In summary, excellent growth at the three dealer-to-client Sefs: Bloomberg, Tradeweb and TrueEx, in part driven by portfolio maintenance compression and roll activity, with Tradeweb now established as the largest. For dealer-to-dealer Sefs, TP Icap is the leader with gains in the third quarter, while IGDL and Tradition are down during the period, possibly due to lower CME-LCH central counterparty switch volumes.
Interestingly, the cumulative volume reported by US Sefs in 2017 is $26 trillion and represents 24% of global cleared volume of $108 trillion.
Global cleared forex non-deliverable forwards
Cleared volumes for forex NDFs have benefited from the implementation of new margin rules for the non-cleared product, with volumes hitting new records.
Figure 3 shows:
- LCH ForexClear with $1.5 trillion in the third quarter of 2017, up 400% from the same period last year, for a year-to-date market share of 95%.
- Comder with $73 billion in the third quarter, up 16% year-on-year, for a 5% share.
NDF volumes at US Sefs
US Sef volumes, however, do not show the same trend.
Figure 4 shows:
- Increases in 2017 but nothing like that seen for cleared volumes, which is due to the fact that clearing for NDFs happens post-trade and not at the point of execution, so the volumes here represent overall market activity, of which an increasing volume is now being cleared.
- The combination of TP Icap is the largest, with $800 billion in the third quarter this year.
- BGC is next with $194 billion in the third quarter.
- Nex started reporting in the most recent quarter.
The cumulative volume reported by US Sefs in 2017 is $3.8 trillion and equivalent to 92% of the global cleared volume of $4.1 trillion, which given there is significant NDF trading in Europe and Asia, suggests there is some way to go before cleared NDF volume growth slows down.
Global cleared CDS index
Figure 5 shows:
- Volumes for the third quarter of 2017 are up versus the same period in 2016, but previous quarters in 2017 were down.
- Ice Clear Credit is the largest clearer with $2.4 trillion in the third quarter, up 29% year-on-year for a year-to-date market share of 76%.
- Ice Clear Europe has $536 billion in the third quarter and is up 30% year-on-year.

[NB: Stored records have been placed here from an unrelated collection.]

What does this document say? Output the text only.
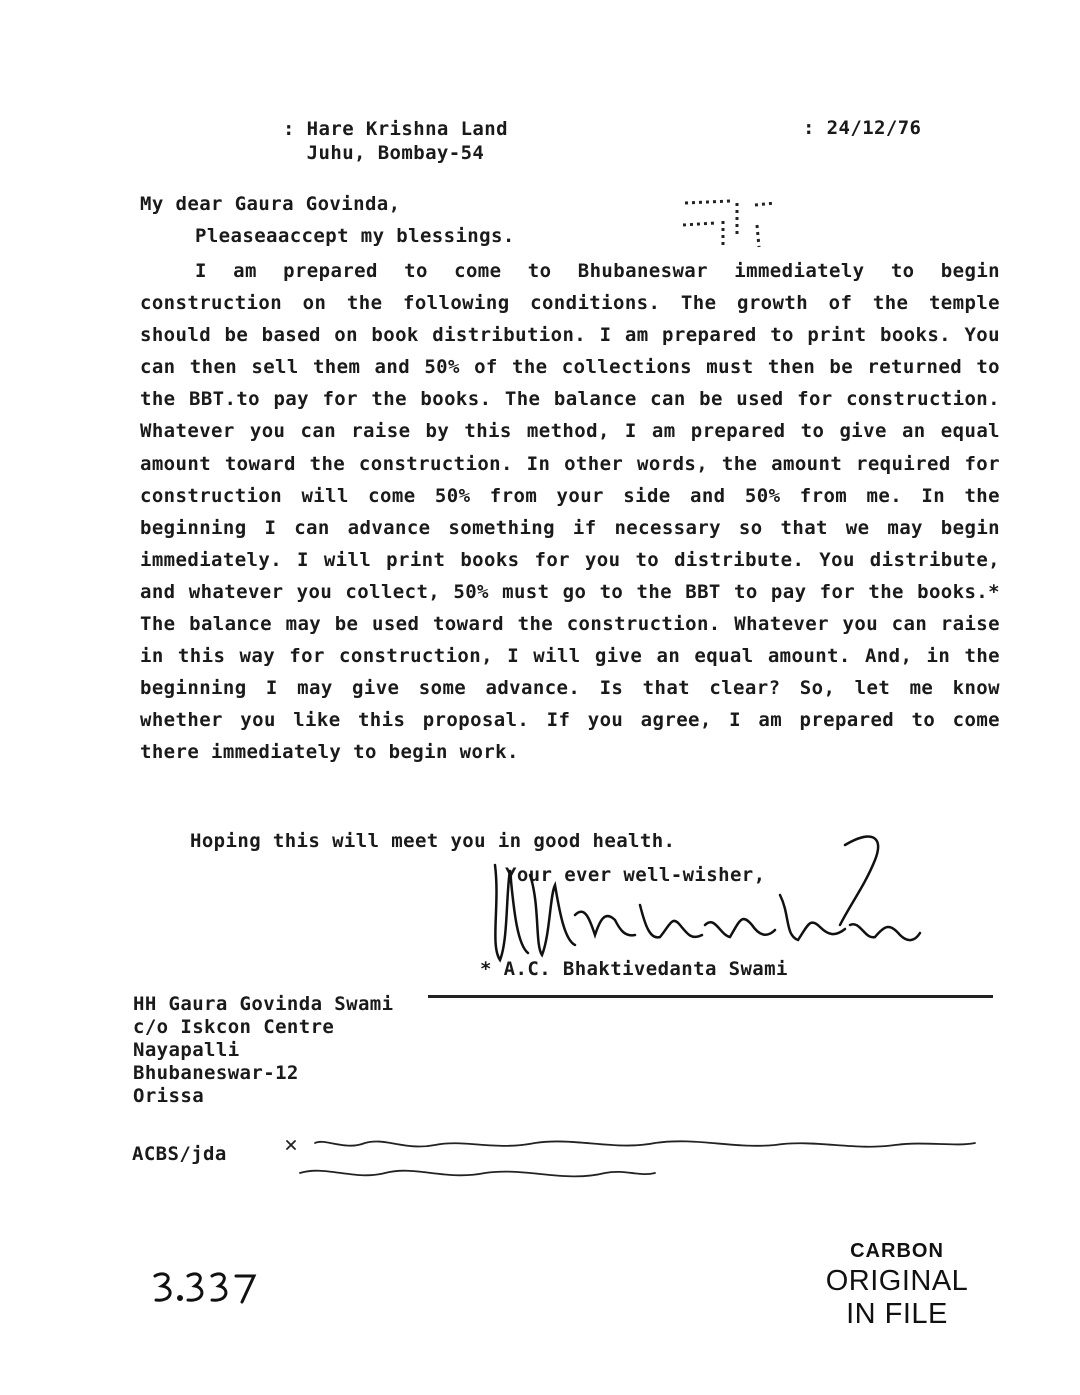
: Hare Krishna Land
Juhu, Bombay-54
: 24/12/76
My dear Gaura Govinda,
Pleaseaaccept my blessings.
I am prepared to come to Bhubaneswar immediately to begin construction on the following conditions. The growth of the temple should be based on book distribution. I am prepared to print books. You can then sell them and 50% of the collections must then be returned to the BBT.to pay for the books. The balance can be used for construction. Whatever you can raise by this method, I am prepared to give an equal amount toward the construction. In other words, the amount required for construction will come 50% from your side and 50% from me. In the beginning I can advance something if necessary so that we may begin immediately. I will print books for you to distribute. You distribute, and whatever you collect, 50% must go to the BBT to pay for the books.* The balance may be used toward the construction. Whatever you can raise in this way for construction, I will give an equal amount. And, in the beginning I may give some advance. Is that clear? So, let me know whether you like this proposal. If you agree, I am prepared to come there immediately to begin work.
Hoping this will meet you in good health.
Your ever well-wisher,
* A.C. Bhaktivedanta Swami
HH Gaura Govinda Swami
c/o Iskcon Centre
Nayapalli
Bhubaneswar-12
Orissa
ACBS/jda
CARBON
ORIGINAL
IN FILE
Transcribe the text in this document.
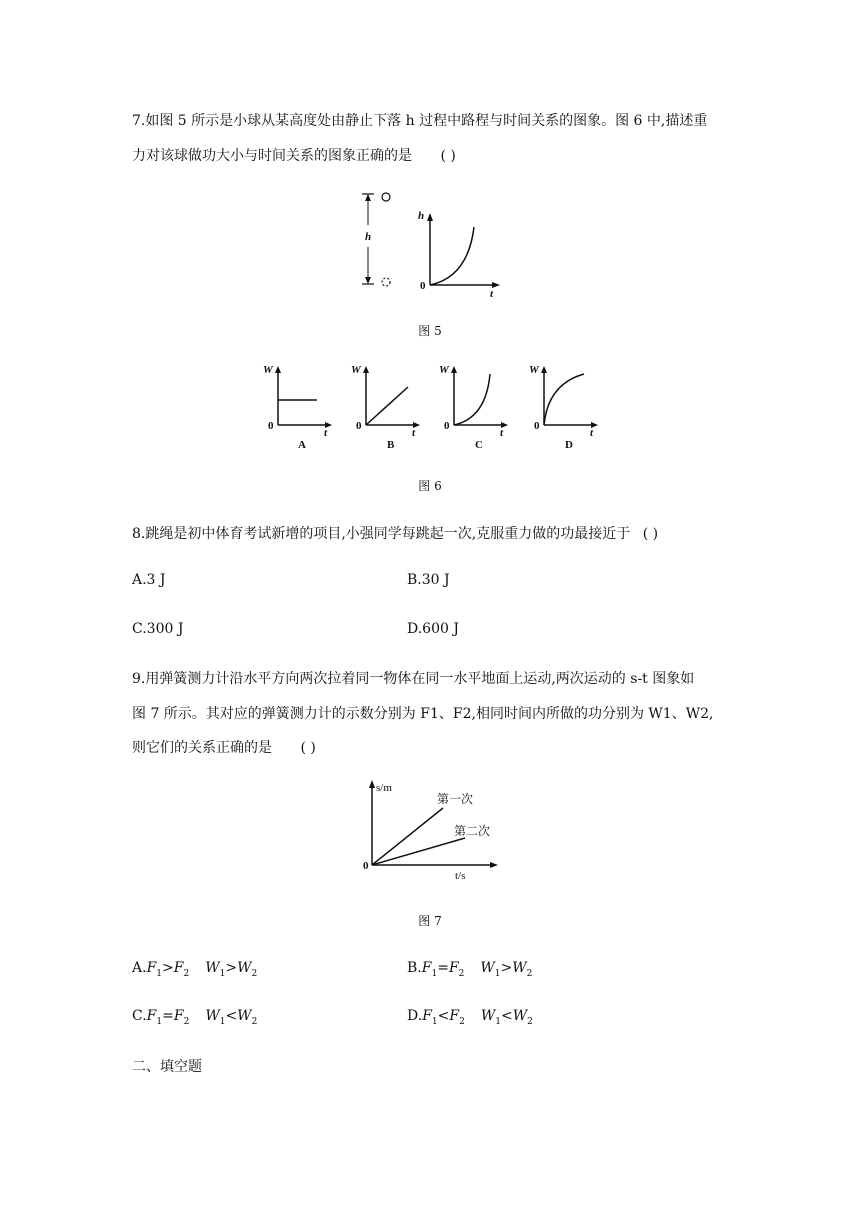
7.如图 5 所示是小球从某高度处由静止下落 h 过程中路程与时间关系的图象。图 6 中,描述重
力对该球做功大小与时间关系的图象正确的是 ( )
h
h
t
0
图 5
W
t
0
A
W
t
0
B
W
t
0
C
W
t
0
D
图 6
8.跳绳是初中体育考试新增的项目,小强同学每跳起一次,克服重力做的功最接近于 ( )
A.3 J	B.30 J
C.300 J	D.600 J
9.用弹簧测力计沿水平方向两次拉着同一物体在同一水平地面上运动,两次运动的 s-t 图象如
图 7 所示。其对应的弹簧测力计的示数分别为 F1、F2,相同时间内所做的功分别为 W1、W2,
则它们的关系正确的是 ( )
s/m
t/s
0
第一次
第二次
图 7
$A.F_1>F_2$ $W_1>W_2$	$B.F_1=F_2$ $W_1>W_2$
$C.F_1=F_2$ $W_1<W_2$	$D.F_1<F_2$ $W_1<W_2$
二、填空题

- LCH CDSClear has $152 billion in the third quarter and is up 50% in dollar terms from the same period last year.
- CME has announced the closure of its CDS service and JSCC does not register on the chart.
In summary, strong growth from the market leader Ice, and strong growth from a lower base for LCH CDSClear.
CDS index volumes at US Sefs
Figure 6 shows:
- A similar trend to figure 5, with the third quarter of 2017 up from the same period in 2016.
- Bloomberg by far the largest with $1.5 trillion in the third quarter, up 29% year-on-year and retaining the lion’s share of the market.
- Tradeweb is next with $318 billion in the third quarter, up 26% from last year for a year-to-date share of 15%.
- TP Icap combined with $72 billion in the third quarter, which is flat compared with the same period last year.
- The rest all barely adding to their small share of the market – meaning Bloomberg and Tradeweb are capturing all the growth.
Amir Khwaja is chief executive of Clarus Financial Technology.